Le dessin est précis et efficace. L’essentiel, selon le bédéiste est de «créer un sentiment de familiarité sur quelque chose qui n’existe pas encore.» C’est pourquoi le décor, que ce soit Paris ou la campagne, l’intérieur de l’appartement d’Yves, de son lieu de travail sont ancrés dans le réel, la notion de futur étant amenée par l’habillement, les voitures, le design des casques VR, les robots, bien sûr. Au crédit du dessinateur, le soin apporté à l’expressivité du bébé.
A première vue, je n’étais pas attirée par les dessins aux larges aplats de couleur parfois saturée.
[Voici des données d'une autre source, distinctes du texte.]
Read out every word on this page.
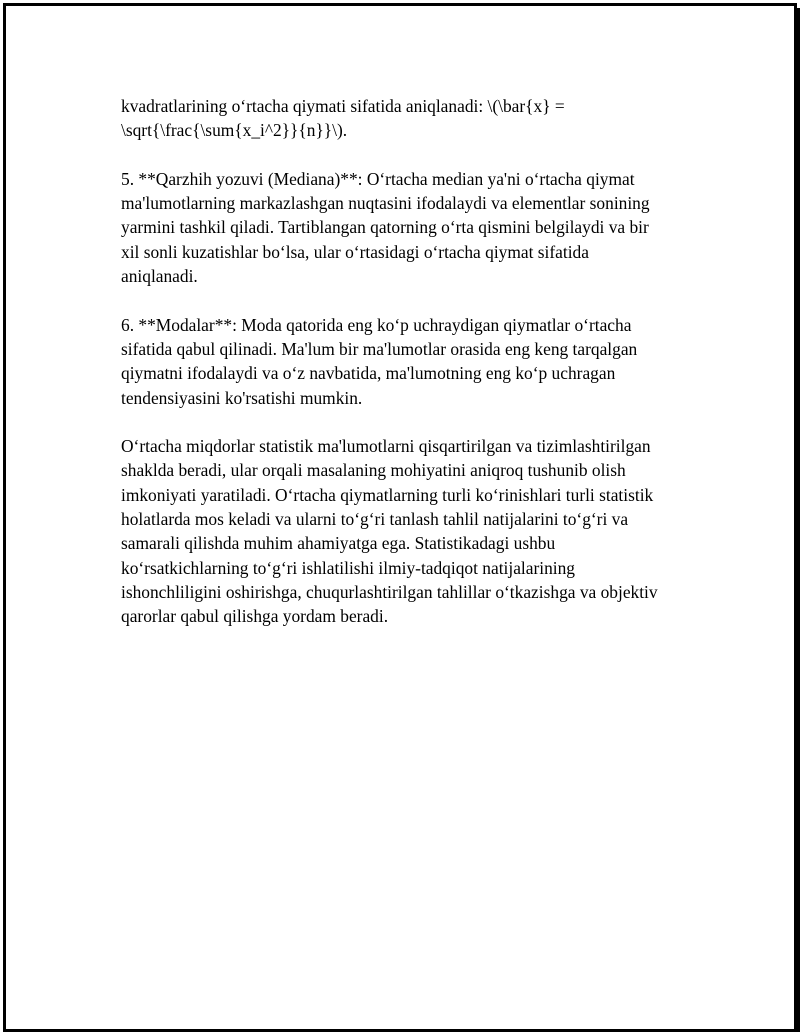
kvadratlarining oʻrtacha qiymati sifatida aniqlanadi: \(\bar{x} =
\sqrt{\frac{\sum{x_i^2}}{n}}\).

5. **Qarzhih yozuvi (Mediana)**: Oʻrtacha median ya'ni oʻrtacha qiymat
ma'lumotlarning markazlashgan nuqtasini ifodalaydi va elementlar sonining
yarmini tashkil qiladi. Tartiblangan qatorning oʻrta qismini belgilaydi va bir
xil sonli kuzatishlar boʻlsa, ular oʻrtasidagi oʻrtacha qiymat sifatida
aniqlanadi.

6. **Modalar**: Moda qatorida eng koʻp uchraydigan qiymatlar oʻrtacha
sifatida qabul qilinadi. Ma'lum bir ma'lumotlar orasida eng keng tarqalgan
qiymatni ifodalaydi va oʻz navbatida, ma'lumotning eng koʻp uchragan
tendensiyasini ko'rsatishi mumkin.

Oʻrtacha miqdorlar statistik ma'lumotlarni qisqartirilgan va tizimlashtirilgan
shaklda beradi, ular orqali masalaning mohiyatini aniqroq tushunib olish
imkoniyati yaratiladi. Oʻrtacha qiymatlarning turli koʻrinishlari turli statistik
holatlarda mos keladi va ularni toʻgʻri tanlash tahlil natijalarini toʻgʻri va
samarali qilishda muhim ahamiyatga ega. Statistikadagi ushbu
koʻrsatkichlarning toʻgʻri ishlatilishi ilmiy-tadqiqot natijalarining
ishonchliligini oshirishga, chuqurlashtirilgan tahlillar oʻtkazishga va objektiv
qarorlar qabul qilishga yordam beradi.
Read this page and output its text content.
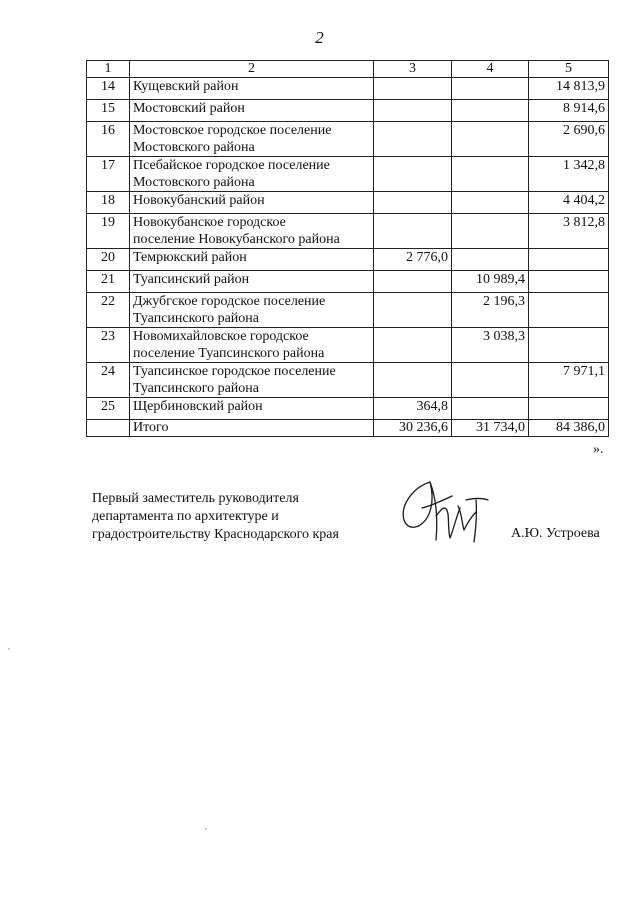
2
1	2	3	4	5
14	Кущевский район			14 813,9
15	Мостовский район			8 914,6
16	Мостовское городское поселение
Мостовского района			2 690,6
17	Псебайское городское поселение
Мостовского района			1 342,8
18	Новокубанский район			4 404,2
19	Новокубанское городское
поселение Новокубанского района			3 812,8
20	Темрюкский район	2 776,0		
21	Туапсинский район		10 989,4	
22	Джубгское городское поселение
Туапсинского района		2 196,3	
23	Новомихайловское городское
поселение Туапсинского района		3 038,3	
24	Туапсинское городское поселение
Туапсинского района			7 971,1
25	Щербиновский район	364,8		
	Итого	30 236,6	31 734,0	84 386,0
».
Первый заместитель руководителя
департамента по архитектуре и
градостроительству Краснодарского края	А.Ю. Устроева
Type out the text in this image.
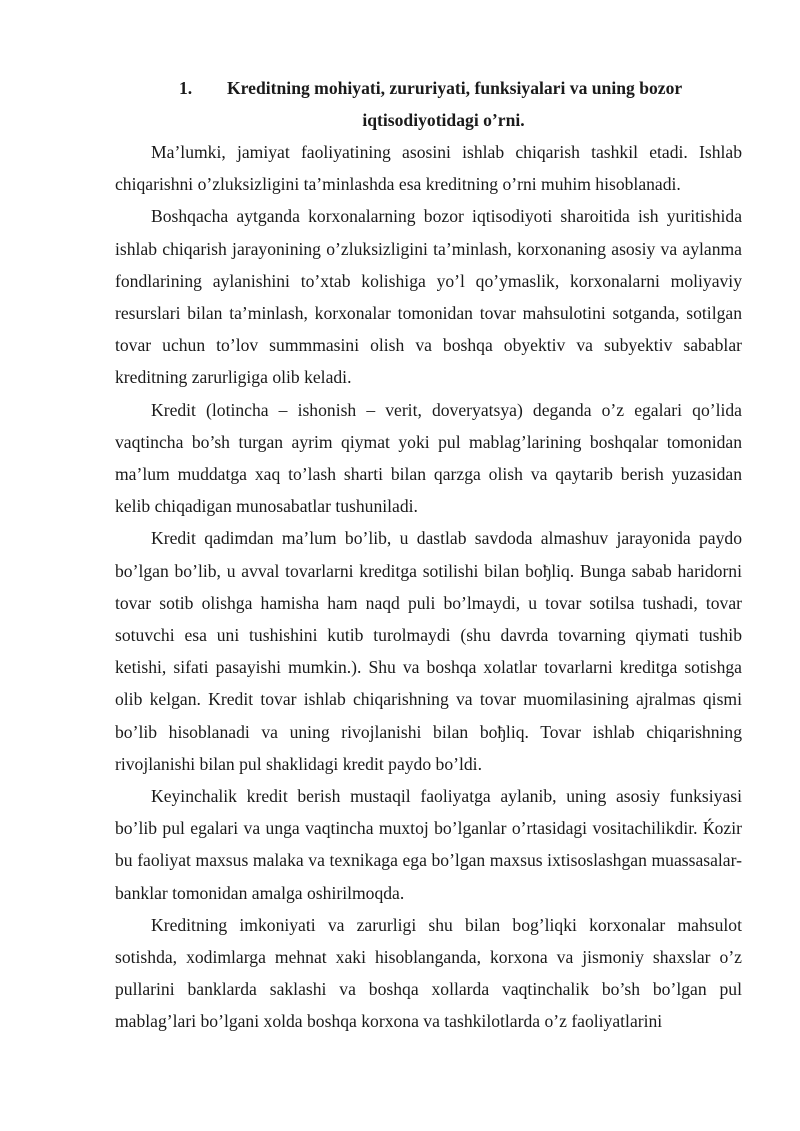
1. Kreditning mohiyati, zururiyati, funksiyalari va uning bozor
iqtisodiyotidagi o’rni.

Ma’lumki, jamiyat faoliyatining asosini ishlab chiqarish tashkil etadi. Ishlab chiqarishni o’zluksizligini ta’minlashda esa kreditning o’rni muhim hisoblanadi.

Boshqacha aytganda korxonalarning bozor iqtisodiyoti sharoitida ish yuritishida ishlab chiqarish jarayonining o’zluksizligini ta’minlash, korxonaning asosiy va aylanma fondlarining aylanishini to’xtab kolishiga yo’l qo’ymaslik, korxonalarni moliyaviy resurslari bilan ta’minlash, korxonalar tomonidan tovar mahsulotini sotganda, sotilgan tovar uchun to’lov summmasini olish va boshqa obyektiv va subyektiv sabablar kreditning zarurligiga olib keladi.

Kredit (lotincha – ishonish – verit, doveryatsya) deganda o’z egalari qo’lida vaqtincha bo’sh turgan ayrim qiymat yoki pul mablag’larining boshqalar tomonidan ma’lum muddatga xaq to’lash sharti bilan qarzga olish va qaytarib berish yuzasidan kelib chiqadigan munosabatlar tushuniladi.

Kredit qadimdan ma’lum bo’lib, u dastlab savdoda almashuv jarayonida paydo bo’lgan bo’lib, u avval tovarlarni kreditga sotilishi bilan boђliq. Bunga sabab haridorni tovar sotib olishga hamisha ham naqd puli bo’lmaydi, u tovar sotilsa tushadi, tovar sotuvchi esa uni tushishini kutib turolmaydi (shu davrda tovarning qiymati tushib ketishi, sifati pasayishi mumkin.). Shu va boshqa xolatlar tovarlarni kreditga sotishga olib kelgan. Kredit tovar ishlab chiqarishning va tovar muomilasining ajralmas qismi bo’lib hisoblanadi va uning rivojlanishi bilan boђliq. Tovar ishlab chiqarishning rivojlanishi bilan pul shaklidagi kredit paydo bo’ldi.

Keyinchalik kredit berish mustaqil faoliyatga aylanib, uning asosiy funksiyasi bo’lib pul egalari va unga vaqtincha muxtoj bo’lganlar o’rtasidagi vositachilikdir. Ќozir bu faoliyat maxsus malaka va texnikaga ega bo’lgan maxsus ixtisoslashgan muassasalar-banklar tomonidan amalga oshirilmoqda.

Kreditning imkoniyati va zarurligi shu bilan bog’liqki korxonalar mahsulot sotishda, xodimlarga mehnat xaki hisoblanganda, korxona va jismoniy shaxslar o’z pullarini banklarda saklashi va boshqa xollarda vaqtinchalik bo’sh bo’lgan pul mablag’lari bo’lgani xolda boshqa korxona va tashkilotlarda o’z faoliyatlarini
Ce qui m’a littéralement envoûtée, c’est l’histoire. On va passer d’un climat froid, inquiétant dans la première partie à un récit initiatique et une ode à la nature empreints de poésie dans la seconde partie plus contemplative avec de nombreuses planches muettes, jusqu’à la scène d’action finale.
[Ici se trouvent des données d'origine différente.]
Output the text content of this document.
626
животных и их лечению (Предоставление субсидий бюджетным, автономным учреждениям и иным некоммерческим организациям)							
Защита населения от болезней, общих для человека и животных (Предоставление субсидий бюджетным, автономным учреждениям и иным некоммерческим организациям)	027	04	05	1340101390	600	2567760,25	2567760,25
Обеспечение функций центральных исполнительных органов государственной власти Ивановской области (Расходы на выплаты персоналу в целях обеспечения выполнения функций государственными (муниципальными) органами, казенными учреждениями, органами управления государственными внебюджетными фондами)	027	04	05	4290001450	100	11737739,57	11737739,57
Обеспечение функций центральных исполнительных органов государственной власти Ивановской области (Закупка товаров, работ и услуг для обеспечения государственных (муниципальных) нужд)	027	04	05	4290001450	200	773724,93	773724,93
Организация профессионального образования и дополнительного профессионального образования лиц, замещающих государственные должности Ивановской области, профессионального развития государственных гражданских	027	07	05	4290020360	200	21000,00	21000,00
J’ai été bouleversée par l’utilisation du poème d’Auden qui, à l’instar d’Ugo Bienvenu fait partie de mes poèmes favoris.
La fin reste très ouverte, la dernière planche entrant en résonance avec les deux premières.
Une réussite totale qui mérite amplement son prix!
Et Mikki, me direz-vous? Vous pourrez le retrouver dans un avenir très proche sur la couverture de Métal hurlant qui fait fait son grand retour ce 29 septembre 2021.
Cui cui cui... Cui cui.
Je m'essaye moi aussi au langage des fleurs...
Euh, des oiseaux ! S'cusez pour la confondure. Me manque quelques repaires.
Comprenez, depuis l'effusion des réseaux sociaux, et la prise de parole de Monsieur Nimporte-qui, il est nécessaire d'arbitrer sur la mémoire collective, faute de place. Évidemment, ce qui est récent est mis en avant, ce qui est ancien se noye dans le passé.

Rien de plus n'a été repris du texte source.